As part of a larger proof, I want to make the following statement:
Let G be finite abelian group.
Let $g\in G$ such that the order of $g^{q}$ is $q^{e}$ where $e\geq1$ and q is prime.
Let $h\in G$ such that $h$ is a power of $g$.
Moreover, let $x_{0}$ be a solution to the Discrete Logarithm Problem applied to $g^{q^{e}}$ and $h^{q^{e}}$.
That is, $(g^{q^{e}})^{x_{0}}=h^{q^{e}}$.
Therefore, $(g^{q^{e}})^{x_{0}}=h^{q^{e}} \iff h^{q^{e}}.(g^{q^{e}})^{-x_{0}}=1\iff(h.g^{-x_{0}})^{q^{e}}=1$.
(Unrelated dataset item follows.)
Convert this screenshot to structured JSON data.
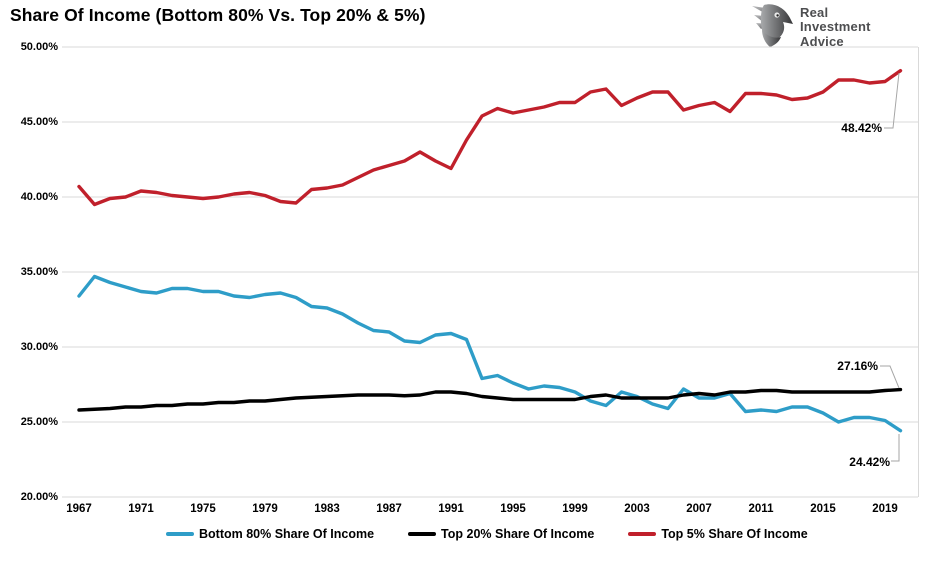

Now, can I say that $(h.g^{-x_{0}})\in<g^{q}>$?
For a cyclic group $H$ of order $n$, it is a theorem that there exists a unique subgroup $K\leq H$ of order $d$ for every divisor $d$ of $n$. Notice that the subgroup generated by $g$ is cyclic of order $q^{e+1}$. Now $h\cdot g^{-x_0}$ has order at most $q^e$. Say $h\cdot g^{-x_0}$ has order $q^d$. Then this element lies in the unique subgroup of order $q^d$ which is necessarily generated by $g^{e+1-d}$. Hence $h\cdot g^{-x_0}\in \langle g^{e+1-d}\rangle\subseteq\langle g^q\rangle$.